To make the structure of complex proteins visible, researchers up to now have used a method in which they look at proteins with the help of a facility producing synchrotron light – also at PSI. For this method, proteins are prepared so that they are available in crystalline form, that is, arranged in a regular lattice structure. When the X-ray light of a synchrotron strikes them, this light is scattered at the crystal lattice and caught by a detector. The detector then delivers the data to a computer for a three-dimensional image of the protein structure. This basic principle is also applied at SwissFEL. Compared to a synchrotron, though, SwissFEL sends X-ray flashes with billionfold higher intensity in very short intervals, up to 100 flashes per second. These destroy the crystals after every flash. Therefore as many as hundreds of thousands of crystals of a protein must be brought successively into the X-ray beam. Every flash that hits a protein, just before destroying it, produces a scatter diagram at the detector. This is analysed by complex software running on high-performance computers and then computed into a structure. Since the pulses are unimaginably short, even very fast molecular movements can be made visible as if in slow motion.

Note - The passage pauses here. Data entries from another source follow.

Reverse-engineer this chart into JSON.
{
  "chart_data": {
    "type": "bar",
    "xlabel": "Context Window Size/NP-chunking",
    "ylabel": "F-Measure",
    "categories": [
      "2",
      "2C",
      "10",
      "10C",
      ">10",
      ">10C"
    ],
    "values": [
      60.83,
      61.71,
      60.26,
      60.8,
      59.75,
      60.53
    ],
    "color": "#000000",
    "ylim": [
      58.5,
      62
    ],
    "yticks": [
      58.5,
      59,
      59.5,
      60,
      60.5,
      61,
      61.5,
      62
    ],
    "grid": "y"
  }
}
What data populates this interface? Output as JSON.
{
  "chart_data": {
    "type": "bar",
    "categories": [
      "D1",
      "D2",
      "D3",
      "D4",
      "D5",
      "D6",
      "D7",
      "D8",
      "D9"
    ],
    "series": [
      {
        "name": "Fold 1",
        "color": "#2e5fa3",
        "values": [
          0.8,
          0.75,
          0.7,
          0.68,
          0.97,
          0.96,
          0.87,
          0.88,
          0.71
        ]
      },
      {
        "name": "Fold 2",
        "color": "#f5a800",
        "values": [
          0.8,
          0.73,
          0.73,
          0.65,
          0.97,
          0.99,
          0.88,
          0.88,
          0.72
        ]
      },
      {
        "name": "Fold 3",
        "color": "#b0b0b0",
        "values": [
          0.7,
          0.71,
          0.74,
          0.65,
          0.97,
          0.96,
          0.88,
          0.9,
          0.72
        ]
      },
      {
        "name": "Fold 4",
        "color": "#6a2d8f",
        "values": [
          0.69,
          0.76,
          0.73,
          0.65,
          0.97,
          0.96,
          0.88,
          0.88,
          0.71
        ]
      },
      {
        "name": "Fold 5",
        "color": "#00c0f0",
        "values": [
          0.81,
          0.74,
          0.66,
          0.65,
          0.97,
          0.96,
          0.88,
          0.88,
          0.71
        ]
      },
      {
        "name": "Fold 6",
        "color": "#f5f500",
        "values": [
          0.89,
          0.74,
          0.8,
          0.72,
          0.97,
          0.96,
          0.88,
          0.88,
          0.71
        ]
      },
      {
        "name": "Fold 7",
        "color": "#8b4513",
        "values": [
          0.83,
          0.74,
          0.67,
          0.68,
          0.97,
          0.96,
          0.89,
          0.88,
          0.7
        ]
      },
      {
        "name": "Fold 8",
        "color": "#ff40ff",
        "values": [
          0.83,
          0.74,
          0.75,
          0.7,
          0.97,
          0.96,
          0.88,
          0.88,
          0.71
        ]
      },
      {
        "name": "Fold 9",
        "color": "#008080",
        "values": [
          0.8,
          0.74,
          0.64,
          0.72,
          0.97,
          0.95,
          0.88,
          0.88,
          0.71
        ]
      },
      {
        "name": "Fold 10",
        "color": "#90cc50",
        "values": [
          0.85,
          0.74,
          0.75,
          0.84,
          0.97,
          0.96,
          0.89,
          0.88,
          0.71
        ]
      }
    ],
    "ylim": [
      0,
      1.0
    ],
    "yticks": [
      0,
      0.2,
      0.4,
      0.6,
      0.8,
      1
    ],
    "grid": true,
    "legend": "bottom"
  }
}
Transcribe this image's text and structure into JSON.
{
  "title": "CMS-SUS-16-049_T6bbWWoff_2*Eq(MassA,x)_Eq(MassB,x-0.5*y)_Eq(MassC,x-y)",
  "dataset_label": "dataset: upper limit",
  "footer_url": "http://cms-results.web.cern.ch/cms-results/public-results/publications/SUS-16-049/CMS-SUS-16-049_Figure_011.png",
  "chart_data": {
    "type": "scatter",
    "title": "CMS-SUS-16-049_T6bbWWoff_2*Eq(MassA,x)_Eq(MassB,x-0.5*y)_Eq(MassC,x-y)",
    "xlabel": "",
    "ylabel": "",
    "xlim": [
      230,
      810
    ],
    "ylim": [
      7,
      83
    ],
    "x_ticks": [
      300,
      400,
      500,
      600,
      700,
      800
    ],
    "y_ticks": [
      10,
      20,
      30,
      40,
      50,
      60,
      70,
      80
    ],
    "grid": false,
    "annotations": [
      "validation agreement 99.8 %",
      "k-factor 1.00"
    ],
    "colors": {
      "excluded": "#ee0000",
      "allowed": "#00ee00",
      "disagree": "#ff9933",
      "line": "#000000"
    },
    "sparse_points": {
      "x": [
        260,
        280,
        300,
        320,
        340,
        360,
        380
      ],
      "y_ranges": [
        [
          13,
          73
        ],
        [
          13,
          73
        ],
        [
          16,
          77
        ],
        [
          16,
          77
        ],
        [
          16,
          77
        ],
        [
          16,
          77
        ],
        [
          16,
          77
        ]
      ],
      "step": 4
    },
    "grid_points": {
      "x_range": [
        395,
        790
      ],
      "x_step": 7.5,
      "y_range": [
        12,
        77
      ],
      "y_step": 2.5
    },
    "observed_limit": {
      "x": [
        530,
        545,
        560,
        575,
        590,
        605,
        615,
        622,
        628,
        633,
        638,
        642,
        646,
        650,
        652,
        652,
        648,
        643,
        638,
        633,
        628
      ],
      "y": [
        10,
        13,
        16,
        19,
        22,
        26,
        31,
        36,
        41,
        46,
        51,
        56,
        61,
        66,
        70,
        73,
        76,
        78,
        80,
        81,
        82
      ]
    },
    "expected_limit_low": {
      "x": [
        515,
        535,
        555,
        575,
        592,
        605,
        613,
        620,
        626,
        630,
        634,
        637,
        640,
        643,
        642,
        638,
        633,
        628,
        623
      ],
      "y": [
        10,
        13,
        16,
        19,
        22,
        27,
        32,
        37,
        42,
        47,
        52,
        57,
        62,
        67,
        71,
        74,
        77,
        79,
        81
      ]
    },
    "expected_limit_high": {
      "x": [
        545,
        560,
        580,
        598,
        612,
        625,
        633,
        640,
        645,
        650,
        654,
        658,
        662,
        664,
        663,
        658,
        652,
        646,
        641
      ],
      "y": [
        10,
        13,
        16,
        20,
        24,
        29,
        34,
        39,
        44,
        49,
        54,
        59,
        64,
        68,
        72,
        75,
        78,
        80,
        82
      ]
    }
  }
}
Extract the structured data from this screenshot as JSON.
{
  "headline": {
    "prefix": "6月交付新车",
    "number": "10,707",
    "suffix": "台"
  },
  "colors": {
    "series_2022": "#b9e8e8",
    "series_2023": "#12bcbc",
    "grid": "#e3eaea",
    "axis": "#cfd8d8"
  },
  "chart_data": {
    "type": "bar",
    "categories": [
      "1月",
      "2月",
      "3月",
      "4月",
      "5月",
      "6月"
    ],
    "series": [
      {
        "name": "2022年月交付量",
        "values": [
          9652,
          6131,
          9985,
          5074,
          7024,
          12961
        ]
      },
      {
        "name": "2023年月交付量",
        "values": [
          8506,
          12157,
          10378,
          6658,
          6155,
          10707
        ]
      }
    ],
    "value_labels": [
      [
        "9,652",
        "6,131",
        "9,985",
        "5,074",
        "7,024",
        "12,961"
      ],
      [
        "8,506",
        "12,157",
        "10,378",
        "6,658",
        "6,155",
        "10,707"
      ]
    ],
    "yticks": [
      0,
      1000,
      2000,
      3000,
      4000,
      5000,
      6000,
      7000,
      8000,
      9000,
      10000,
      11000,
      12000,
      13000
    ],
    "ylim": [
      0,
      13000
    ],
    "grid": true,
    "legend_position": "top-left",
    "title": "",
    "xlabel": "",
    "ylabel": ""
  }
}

Highest resolution thanks to PSI detector

The Jungfrau-16M detector at SwissFEL is the newest and largest detector in the world for the investigation of biomolecules with an X-ray laser. Researchers at PSI spent more than five years developing the 16-M detector specifically for this application. It was completed in June 2018. Then it took only two months before it was able to successfully demonstrate its capability – with this first biomolecule experiment at SwissFEL. “This detector is something special”, says PSI physicist Nass. “It has a low noise performance and a very high dynamic range, and as a result it can record a much larger bandwidth of intensities.” This is like a camera that can process very large light-dark differences. This characteristic is especially important for measurements at SwissFEL because of its extremely high light intensity.

Besides the highly sensitive detector, biological researchers at SwissFEL appreciate the possibility to analyse much smaller crystals than at a synchrotron. This aspect is also interesting from an economic perspective, Hennig finds, since depending on the protein, finding a procedure to grow crystals from it can be extremely time-consuming. “For some proteins, up to now, only small crystals could be produced. Now we can study these at SwissFEL. Thus we save an enormous amount of time that otherwise would be necessary for the optimisation of the crystal, so we get the results faster.”